How can logical equivalence be derived from this..

(p ∨∼q) ∧ (∼p ∨∼q)

≡ (∼q ∨ p) ∧ (∼q ∨∼p)

by (a)

≡∼q ∨ (p ∧∼p)

by (b)

≡∼q ∨ c

by (c)

≡∼q

by (d)

Therefore, (p ∨∼q) ∧ (∼p ∨∼q) ≡∼q

• c being a contradiction

What are the laws being used in each of the four steps?

Commutative, associative, distributive, identity, negation, double negative, idempotent, universal bound, de morgans, absorption or the negations of t and c.

For $(a)$ you have first used the fact that $\lor$ is commutative. In both brackets the expressions have first been changed to $( \lnot q \lor p)$ and $(\lnot q \lor \lnot p)$.

Then for $(b)$ the author has used the distribution law of the conjunction over the disjunction. That is, $( \lnot q \lor p) \land (\lnot q \lor \lnot p) \equiv ( \lnot q \lor (p \land \lnot p ))$

For $(c)$ the derivation should be obvious since $(p \land \lnot p )$ is a contradiction. All he has done is a substitution.

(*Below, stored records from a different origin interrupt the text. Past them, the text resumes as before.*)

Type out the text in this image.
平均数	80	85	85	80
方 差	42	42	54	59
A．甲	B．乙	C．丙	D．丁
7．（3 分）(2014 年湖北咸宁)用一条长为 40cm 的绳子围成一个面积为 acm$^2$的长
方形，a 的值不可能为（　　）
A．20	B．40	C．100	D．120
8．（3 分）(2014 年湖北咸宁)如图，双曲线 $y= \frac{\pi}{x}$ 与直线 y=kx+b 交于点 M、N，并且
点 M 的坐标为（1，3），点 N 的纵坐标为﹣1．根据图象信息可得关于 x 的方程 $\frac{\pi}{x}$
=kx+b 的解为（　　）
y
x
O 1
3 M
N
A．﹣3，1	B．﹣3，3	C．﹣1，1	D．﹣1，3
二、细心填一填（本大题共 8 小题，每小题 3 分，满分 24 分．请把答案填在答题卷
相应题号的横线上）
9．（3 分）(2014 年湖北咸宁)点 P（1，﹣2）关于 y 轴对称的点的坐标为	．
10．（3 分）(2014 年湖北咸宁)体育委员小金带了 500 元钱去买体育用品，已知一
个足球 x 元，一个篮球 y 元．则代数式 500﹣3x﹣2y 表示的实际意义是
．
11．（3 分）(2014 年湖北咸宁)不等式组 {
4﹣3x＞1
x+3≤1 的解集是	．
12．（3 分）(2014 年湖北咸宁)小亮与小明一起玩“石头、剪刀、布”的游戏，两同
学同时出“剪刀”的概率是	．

For $(d)$ I'm not sure how the book defines it. Sometimes this is used as one of the idempotent laws. But either way, you can write a small natural deduction proof to say that $(p \lor c) \equiv p$. For the implication assume $\lnot p$ and then arrive at a contradiction. For the reverse implication just use the introduction of a disjunction.

(a) commutative

(b) distributive

(c) Law of (non-)contradiction (negated on both sides)

(d) identity

although some of these can be named differently depending on the author.